Output lands in build\Release\, and a post-build step copies the runtime assets (SDL3.dll, sa_pokey.dll, sa_c6502.dll, rmt_driver_v2.obx) next to the exe so it runs in place. See tech.md for the full architecture and internals.


Roadmap

  • Done: browse, play, inspect, and build banks; save banks as .RMT + .RTI files; reload banks; switch libraries; remember your place between sessions; in-place editing of parameters, envelope, note table, and name with live audition and undo/redo; bank slot sampling and Ctrl bank operations; search, auto-categorisation, and duplicate detection.
  • Possible future work: stereo (8-channel) playback, multi-voice/chord audition, and selectable RMT driver versions.

Credits

PokeyForge reuses the audio core from Raster Music Tracker (by Raster / Radek Štěrba, with later work by VinsCool and others) and the standalone POKEY and 6502 emulators (sa_pokey.dll, sa_c6502.dll) from Avery Lee's Altirra.
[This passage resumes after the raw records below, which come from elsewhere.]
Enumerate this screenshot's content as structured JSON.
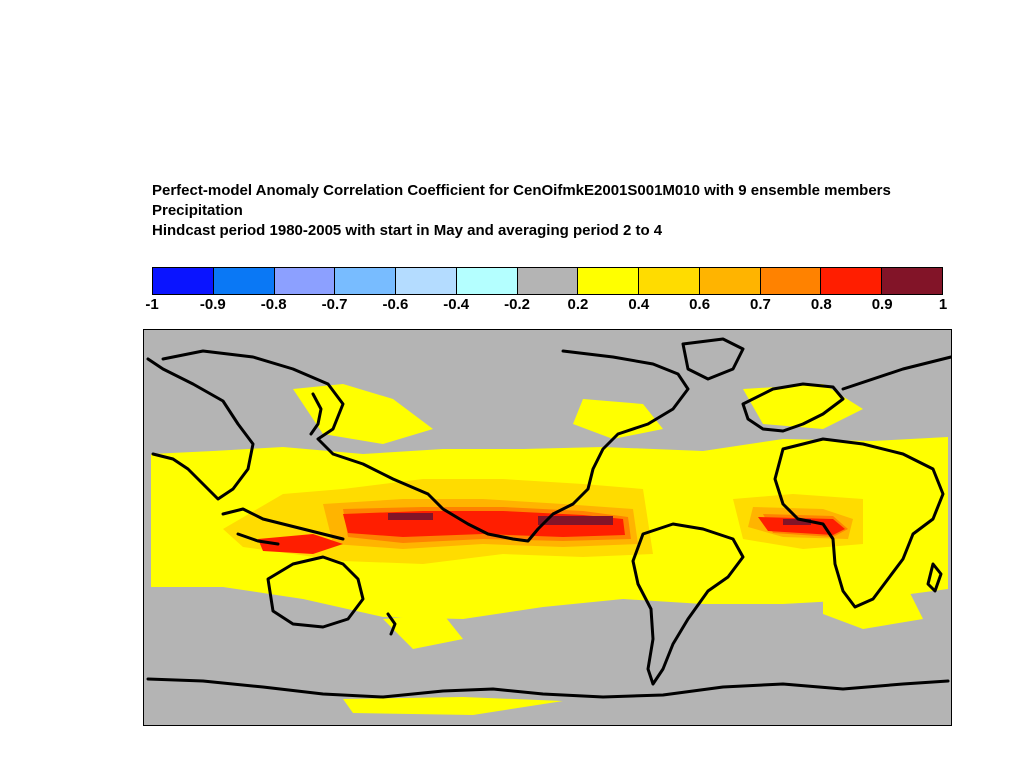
{
  "title": {
    "line1": "Perfect-model Anomaly Correlation Coefficient for CenOifmkE2001S001M010 with  9 ensemble members",
    "line2": "Precipitation",
    "line3": "Hindcast period 1980-2005 with start in May and averaging period 2 to 4"
  },
  "colorbar": {
    "colors": [
      "#0a14ff",
      "#0a78f5",
      "#8ca0ff",
      "#78bcff",
      "#b4dcff",
      "#b4ffff",
      "#b4b4b4",
      "#ffff00",
      "#ffdc00",
      "#ffb400",
      "#ff8200",
      "#ff1e00",
      "#821428"
    ],
    "ticks": [
      "-1",
      "-0.9",
      "-0.8",
      "-0.7",
      "-0.6",
      "-0.4",
      "-0.2",
      "0.2",
      "0.4",
      "0.6",
      "0.7",
      "0.8",
      "0.9",
      "1"
    ]
  },
  "map": {
    "background_color": "#b4b4b4",
    "coastline_color": "#000000"
  }
}
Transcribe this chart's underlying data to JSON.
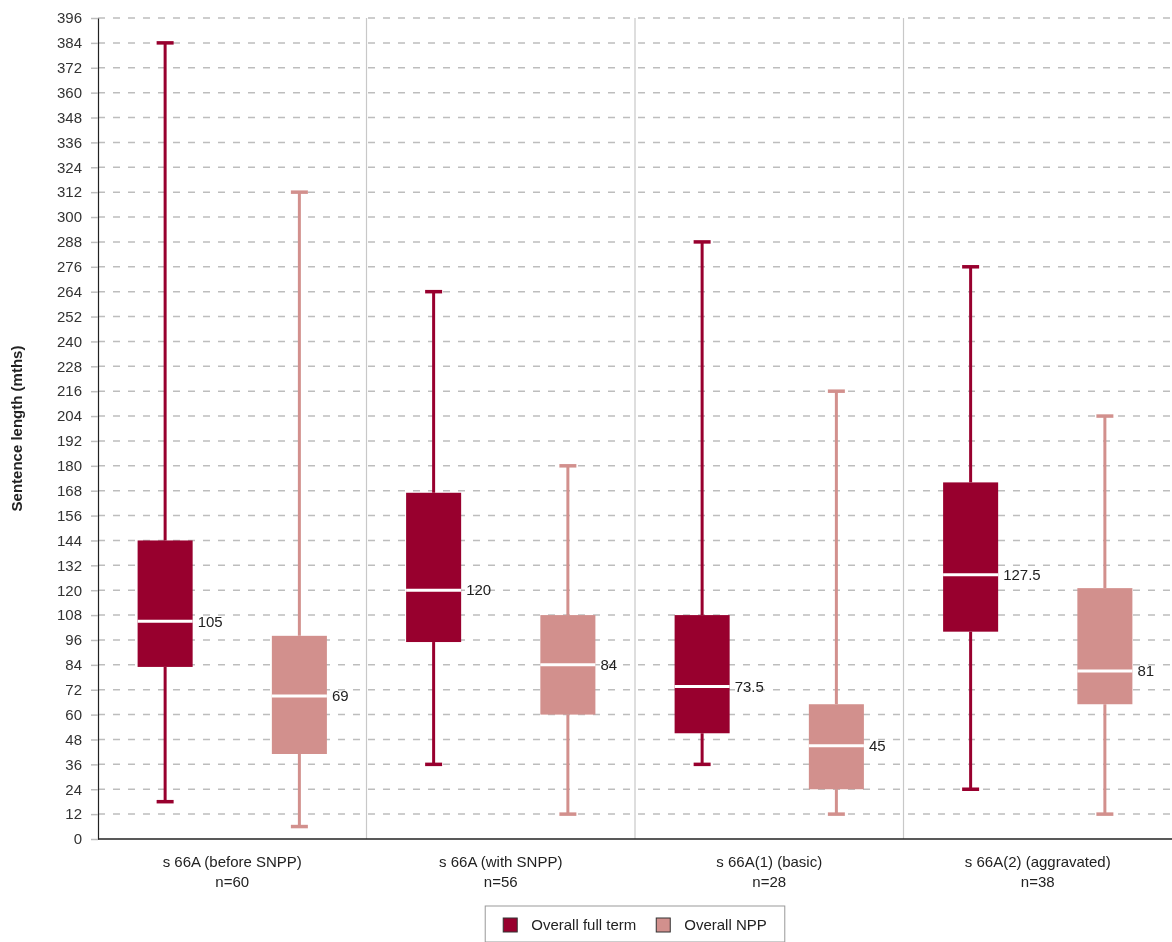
{
  "chart_data": {
    "type": "box",
    "ylabel": "Sentence length (mths)",
    "categories": [
      "s 66A (before SNPP)\nn=60",
      "s 66A (with SNPP)\nn=56",
      "s 66A(1) (basic)\nn=28",
      "s 66A(2) (aggravated)\nn=38"
    ],
    "series": [
      {
        "name": "Overall full term",
        "color": "#98002e",
        "boxes": [
          {
            "low": 18,
            "q1": 83,
            "median": 105,
            "q3": 144,
            "high": 384
          },
          {
            "low": 36,
            "q1": 95,
            "median": 120,
            "q3": 167,
            "high": 264
          },
          {
            "low": 36,
            "q1": 51,
            "median": 73.5,
            "q3": 108,
            "high": 288
          },
          {
            "low": 24,
            "q1": 100,
            "median": 127.5,
            "q3": 172,
            "high": 276
          }
        ],
        "value_labels": [
          "105",
          "120",
          "73.5",
          "127.5"
        ]
      },
      {
        "name": "Overall NPP",
        "color": "#d2908d",
        "boxes": [
          {
            "low": 6,
            "q1": 41,
            "median": 69,
            "q3": 98,
            "high": 312
          },
          {
            "low": 12,
            "q1": 60,
            "median": 84,
            "q3": 108,
            "high": 180
          },
          {
            "low": 12,
            "q1": 24,
            "median": 45,
            "q3": 65,
            "high": 216
          },
          {
            "low": 12,
            "q1": 65,
            "median": 81,
            "q3": 121,
            "high": 204
          }
        ],
        "value_labels": [
          "69",
          "84",
          "45",
          "81"
        ]
      }
    ],
    "ylim": [
      0,
      396
    ],
    "yticks": [
      0,
      12,
      24,
      36,
      48,
      60,
      72,
      84,
      96,
      108,
      120,
      132,
      144,
      156,
      168,
      180,
      192,
      204,
      216,
      228,
      240,
      252,
      264,
      276,
      288,
      300,
      312,
      324,
      336,
      348,
      360,
      372,
      384,
      396
    ],
    "grid": true,
    "legend": "bottom"
  }
}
PokeyForge itself is an independent front-end built on top of those components.


License

The PokeyForge application code (everything under src/) is released under the MIT License — see LICENSE. Copyright © 2026 RetroCoder.

The bundled runtime components are not covered by that license and remain under their respective authors' terms:

  • SDL3 — zlib license (Sam Lantinga / the SDL contributors).
  • POKEY & 6502 cores (sa_pokey.dll, sa_c6502.dll) and the RMT tracker driver (rmt_driver_v2.obx) originate from Altirra and Raster Music Tracker respectively; consult those projects for their licensing. They are redistributed here for convenience as PokeyForge depends on them at runtime.

If you intend to redistribute PokeyForge, review the upstream licenses for these third-party components.

About

PokeyForge — a standalone Windows tool for auditioning, editing, and banking Atari RMT (.RTI) POKEY instruments, driven by real 6502 + POKEY emulation.